Friday, July 6, 2012

Art as Inquiry

I was in a discussion with my friend and colleague Eva Garroutte when she made the profound suggestion that making art is a mode of inquiry into the unknown. Eva is a Cherokee woman and I can't recall if she was speaking about Cherokees and art. But I went ahead and started making connections to some of my observations during this wonderful NEH seminar. For example, we learned from the ethnographer Alan Sandstrom that in the Nahua village he studies people make innumerable paper figures that are used in ritual contacts with the spirit world. The dolls are lovingly made, counted, wrapped in bundles, and later laid out carefully for the ceremonies. In the narrowest sense they are ritual objects but in a broader perspective I would call them art. They are beautiful, handmade, decorative, and above all, an expression of each person who creates them.

Ollin

We were discussing this with our colleague Lise Mifsud, a physical anthropologist and fellow participant in our seminar trip. Earlier Lise and I had pondered the connection between tool making from stone and ancient stone figurines. Did our earliest ancestors inquire into the unknown spiritual world by creating stone effigies related to their tools? It seemed to make sense that in this case "art" emerged from "necessity," or more to the point, that the creation of artistic ritual objects was connected to working the stone for tools.

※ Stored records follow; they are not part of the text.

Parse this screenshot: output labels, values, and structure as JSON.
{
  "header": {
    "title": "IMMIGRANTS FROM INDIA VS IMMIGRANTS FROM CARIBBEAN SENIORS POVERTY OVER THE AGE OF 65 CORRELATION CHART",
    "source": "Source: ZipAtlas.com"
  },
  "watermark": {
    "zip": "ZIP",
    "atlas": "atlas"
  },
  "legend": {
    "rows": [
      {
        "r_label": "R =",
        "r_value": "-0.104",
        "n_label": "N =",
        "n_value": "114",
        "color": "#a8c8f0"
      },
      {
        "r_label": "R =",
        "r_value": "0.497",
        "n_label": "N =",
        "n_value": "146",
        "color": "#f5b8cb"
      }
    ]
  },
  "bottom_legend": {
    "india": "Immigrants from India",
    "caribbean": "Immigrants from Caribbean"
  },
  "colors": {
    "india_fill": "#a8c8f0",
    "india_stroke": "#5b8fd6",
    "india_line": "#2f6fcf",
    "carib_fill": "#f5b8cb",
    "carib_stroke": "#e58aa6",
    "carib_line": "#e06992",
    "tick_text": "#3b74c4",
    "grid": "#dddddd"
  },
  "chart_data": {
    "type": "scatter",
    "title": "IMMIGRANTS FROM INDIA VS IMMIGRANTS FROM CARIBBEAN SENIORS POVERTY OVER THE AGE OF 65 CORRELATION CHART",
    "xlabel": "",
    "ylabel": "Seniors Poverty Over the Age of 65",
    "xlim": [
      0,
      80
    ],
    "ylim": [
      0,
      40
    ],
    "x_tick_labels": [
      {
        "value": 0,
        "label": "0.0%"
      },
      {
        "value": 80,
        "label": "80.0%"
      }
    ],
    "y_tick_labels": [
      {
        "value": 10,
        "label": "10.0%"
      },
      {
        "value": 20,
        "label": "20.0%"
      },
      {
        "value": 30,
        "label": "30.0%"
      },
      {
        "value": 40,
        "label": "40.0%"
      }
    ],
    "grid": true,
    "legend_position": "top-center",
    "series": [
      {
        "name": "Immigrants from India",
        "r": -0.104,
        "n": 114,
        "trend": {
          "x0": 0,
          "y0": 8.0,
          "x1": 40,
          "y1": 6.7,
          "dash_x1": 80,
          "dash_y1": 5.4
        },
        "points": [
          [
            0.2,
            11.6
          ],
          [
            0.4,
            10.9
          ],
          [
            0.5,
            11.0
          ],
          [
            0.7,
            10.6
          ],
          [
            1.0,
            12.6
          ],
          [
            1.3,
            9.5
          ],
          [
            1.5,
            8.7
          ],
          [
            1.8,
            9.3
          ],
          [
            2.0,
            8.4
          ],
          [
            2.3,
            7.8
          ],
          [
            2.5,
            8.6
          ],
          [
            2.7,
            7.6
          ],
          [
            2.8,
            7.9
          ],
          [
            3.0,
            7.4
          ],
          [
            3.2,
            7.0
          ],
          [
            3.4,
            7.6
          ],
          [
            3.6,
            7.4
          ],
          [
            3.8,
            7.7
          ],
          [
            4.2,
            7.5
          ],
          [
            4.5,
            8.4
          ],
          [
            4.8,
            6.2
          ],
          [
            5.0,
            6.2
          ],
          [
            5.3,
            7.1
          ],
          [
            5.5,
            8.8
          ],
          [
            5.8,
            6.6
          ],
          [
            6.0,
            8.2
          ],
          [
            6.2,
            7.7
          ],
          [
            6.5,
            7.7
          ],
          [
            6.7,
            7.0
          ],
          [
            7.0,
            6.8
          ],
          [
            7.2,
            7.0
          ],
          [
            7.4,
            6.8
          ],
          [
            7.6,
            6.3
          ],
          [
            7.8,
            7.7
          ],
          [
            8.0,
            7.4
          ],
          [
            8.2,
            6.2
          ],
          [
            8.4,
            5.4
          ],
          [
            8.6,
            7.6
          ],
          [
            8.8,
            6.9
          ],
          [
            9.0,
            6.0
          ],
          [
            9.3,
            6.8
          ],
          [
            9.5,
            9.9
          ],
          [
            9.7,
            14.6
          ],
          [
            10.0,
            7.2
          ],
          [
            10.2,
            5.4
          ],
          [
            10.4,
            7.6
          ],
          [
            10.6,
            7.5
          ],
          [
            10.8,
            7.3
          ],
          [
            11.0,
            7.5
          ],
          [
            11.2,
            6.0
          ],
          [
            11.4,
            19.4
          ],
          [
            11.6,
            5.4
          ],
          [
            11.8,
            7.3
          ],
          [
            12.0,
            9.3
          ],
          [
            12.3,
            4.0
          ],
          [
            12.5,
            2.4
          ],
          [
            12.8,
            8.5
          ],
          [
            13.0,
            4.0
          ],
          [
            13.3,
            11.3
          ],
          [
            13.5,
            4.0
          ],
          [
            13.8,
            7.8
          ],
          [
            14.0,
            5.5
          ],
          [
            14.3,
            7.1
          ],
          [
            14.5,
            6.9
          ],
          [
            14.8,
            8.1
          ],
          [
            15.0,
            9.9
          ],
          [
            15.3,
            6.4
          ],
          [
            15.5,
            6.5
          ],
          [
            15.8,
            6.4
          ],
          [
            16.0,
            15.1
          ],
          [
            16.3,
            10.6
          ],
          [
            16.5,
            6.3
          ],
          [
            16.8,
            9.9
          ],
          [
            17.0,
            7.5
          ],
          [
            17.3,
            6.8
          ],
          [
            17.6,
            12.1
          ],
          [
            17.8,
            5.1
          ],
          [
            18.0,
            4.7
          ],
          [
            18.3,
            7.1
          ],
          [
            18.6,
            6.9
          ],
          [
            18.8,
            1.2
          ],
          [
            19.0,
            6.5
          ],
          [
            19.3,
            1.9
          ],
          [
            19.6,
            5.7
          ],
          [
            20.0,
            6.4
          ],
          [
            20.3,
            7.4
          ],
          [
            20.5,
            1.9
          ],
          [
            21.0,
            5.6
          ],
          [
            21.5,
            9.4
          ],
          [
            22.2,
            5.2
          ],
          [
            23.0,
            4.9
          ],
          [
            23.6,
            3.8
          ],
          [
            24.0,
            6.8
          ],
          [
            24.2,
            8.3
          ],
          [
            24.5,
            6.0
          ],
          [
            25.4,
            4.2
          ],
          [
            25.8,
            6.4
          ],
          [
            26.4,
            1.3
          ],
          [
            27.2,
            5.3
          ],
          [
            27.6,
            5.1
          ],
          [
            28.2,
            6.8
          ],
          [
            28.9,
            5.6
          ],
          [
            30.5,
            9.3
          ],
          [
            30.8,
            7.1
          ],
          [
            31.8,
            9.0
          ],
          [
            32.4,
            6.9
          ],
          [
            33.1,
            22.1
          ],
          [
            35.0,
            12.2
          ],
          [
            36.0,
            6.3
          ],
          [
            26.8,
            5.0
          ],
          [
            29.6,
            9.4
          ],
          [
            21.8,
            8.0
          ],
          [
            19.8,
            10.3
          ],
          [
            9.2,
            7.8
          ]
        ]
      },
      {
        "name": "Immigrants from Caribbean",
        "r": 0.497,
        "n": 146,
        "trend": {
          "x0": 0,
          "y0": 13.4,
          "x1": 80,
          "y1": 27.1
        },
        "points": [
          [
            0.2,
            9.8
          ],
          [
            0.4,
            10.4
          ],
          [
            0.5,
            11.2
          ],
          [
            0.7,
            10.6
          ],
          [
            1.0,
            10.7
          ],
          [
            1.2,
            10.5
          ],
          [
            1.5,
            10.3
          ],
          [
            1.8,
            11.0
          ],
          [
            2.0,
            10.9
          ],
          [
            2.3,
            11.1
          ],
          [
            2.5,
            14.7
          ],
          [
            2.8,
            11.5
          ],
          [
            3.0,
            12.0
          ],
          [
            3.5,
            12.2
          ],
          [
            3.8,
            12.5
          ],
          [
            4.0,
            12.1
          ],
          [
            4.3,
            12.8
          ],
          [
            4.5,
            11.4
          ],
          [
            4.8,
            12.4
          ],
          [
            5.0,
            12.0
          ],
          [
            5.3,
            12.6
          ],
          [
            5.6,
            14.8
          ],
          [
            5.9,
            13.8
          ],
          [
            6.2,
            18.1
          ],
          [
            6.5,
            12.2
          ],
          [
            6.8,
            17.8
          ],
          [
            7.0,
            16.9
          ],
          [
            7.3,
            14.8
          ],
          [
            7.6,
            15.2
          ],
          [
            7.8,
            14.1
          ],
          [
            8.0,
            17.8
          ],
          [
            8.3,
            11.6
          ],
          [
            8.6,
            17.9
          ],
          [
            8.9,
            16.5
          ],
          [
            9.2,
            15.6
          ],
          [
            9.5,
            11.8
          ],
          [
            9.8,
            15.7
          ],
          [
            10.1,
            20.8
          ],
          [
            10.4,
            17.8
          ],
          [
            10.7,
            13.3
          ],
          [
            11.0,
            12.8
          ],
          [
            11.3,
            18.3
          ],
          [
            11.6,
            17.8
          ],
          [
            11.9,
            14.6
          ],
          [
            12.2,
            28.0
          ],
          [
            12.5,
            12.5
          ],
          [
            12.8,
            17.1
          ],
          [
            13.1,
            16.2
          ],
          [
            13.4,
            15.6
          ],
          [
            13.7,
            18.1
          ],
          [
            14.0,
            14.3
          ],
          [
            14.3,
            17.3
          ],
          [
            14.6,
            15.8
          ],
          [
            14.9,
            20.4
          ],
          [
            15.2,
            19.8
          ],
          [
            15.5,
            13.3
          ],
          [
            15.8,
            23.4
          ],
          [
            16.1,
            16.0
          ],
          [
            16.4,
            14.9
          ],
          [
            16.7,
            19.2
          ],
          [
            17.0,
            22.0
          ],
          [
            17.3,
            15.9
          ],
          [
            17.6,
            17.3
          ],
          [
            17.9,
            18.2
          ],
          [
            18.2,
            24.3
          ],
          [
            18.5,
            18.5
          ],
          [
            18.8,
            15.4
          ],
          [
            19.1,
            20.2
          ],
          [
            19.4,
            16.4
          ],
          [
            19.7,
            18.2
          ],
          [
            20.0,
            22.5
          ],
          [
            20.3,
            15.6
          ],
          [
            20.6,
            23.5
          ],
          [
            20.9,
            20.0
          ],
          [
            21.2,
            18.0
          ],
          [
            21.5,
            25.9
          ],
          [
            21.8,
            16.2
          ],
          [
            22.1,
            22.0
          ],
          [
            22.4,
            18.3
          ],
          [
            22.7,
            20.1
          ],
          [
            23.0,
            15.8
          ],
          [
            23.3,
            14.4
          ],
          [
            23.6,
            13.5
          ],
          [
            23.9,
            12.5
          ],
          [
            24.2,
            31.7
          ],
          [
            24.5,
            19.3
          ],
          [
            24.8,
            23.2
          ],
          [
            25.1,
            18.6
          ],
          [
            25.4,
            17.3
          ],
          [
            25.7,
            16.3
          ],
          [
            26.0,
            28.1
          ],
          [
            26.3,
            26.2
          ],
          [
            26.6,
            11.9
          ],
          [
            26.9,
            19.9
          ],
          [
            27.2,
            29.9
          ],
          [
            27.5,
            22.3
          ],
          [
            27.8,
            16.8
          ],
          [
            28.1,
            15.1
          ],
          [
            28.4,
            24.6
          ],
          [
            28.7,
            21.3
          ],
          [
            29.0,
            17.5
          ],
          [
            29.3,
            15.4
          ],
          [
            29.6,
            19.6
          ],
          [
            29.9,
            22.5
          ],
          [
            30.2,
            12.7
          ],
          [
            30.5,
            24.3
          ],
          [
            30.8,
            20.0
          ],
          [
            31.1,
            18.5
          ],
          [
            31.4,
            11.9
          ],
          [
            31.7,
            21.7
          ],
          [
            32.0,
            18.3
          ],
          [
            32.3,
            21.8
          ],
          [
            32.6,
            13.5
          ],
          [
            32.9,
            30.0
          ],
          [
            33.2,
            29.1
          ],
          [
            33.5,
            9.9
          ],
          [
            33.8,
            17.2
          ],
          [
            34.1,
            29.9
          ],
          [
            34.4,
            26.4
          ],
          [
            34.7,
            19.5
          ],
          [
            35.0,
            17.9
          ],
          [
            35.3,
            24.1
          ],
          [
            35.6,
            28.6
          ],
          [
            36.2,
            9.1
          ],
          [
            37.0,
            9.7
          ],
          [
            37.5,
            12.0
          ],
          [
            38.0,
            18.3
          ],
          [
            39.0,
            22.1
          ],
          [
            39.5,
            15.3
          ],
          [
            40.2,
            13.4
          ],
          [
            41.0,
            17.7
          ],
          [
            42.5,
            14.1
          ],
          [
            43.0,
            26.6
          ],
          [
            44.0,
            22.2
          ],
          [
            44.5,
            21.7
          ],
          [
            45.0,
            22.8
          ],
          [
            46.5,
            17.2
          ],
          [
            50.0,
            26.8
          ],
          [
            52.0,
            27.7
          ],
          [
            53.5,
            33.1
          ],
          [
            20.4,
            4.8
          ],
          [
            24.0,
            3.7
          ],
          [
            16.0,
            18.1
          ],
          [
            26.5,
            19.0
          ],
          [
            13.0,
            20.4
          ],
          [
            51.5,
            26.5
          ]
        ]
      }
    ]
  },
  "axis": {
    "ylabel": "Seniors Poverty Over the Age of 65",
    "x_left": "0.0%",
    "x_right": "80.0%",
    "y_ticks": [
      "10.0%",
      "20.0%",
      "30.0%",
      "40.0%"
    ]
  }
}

I think I've suggested this in earlier posts and it's an idea that seems to stick.

Edenic Image

Back to the big question of art as a mode of inquiry into the unknown. If we consider the supernatural world of the Nahua to be unknown, then the paper figures they make provide a connection, or a mode of inquiry into that unknown. Ancient stone tool makers, our non-human or early human ancestors, delved into the unknown by creating tools that extended their physical capabilities. As their capabilities increased and they penetrated further into the physical world new unknowns emerged. As their descendants we continue that process.

Mayan Bas Relief

What does this have to do with scientific inquiry? During my botanical research at Harvard I prepared thousands of specimens for distribution to museums around the world. The rote activity of soaking, arranging, pressing, drying, and packing the specimens (they had already been collected, studied, identified, labeled, and stored), was a kind of symbolic act akin to the intricate activities associated with Nahua paper cutting. The specimens themselves were not "artistic" but they reflected my painstaking curatorial work. They were "valueless" in terms of nutritional or monetary worth but they were symbolic of my work and accomplishments. They provided evidence of my inquiry into the unknown.

Arresting

Science is nothing if not an inquiry into the unknown. The tools we make, the ritualized activities we perform, and the symbols of our discoveries, all can be considered part of the same process of our prehuman ancestors or the Nahua paper cutters.

Eagle Head

This topic carries a huge amount of epistemological baggage we could unpack for a long time. "Inquiry into the unknown is the way we make art and art is our inquiry into the unknown."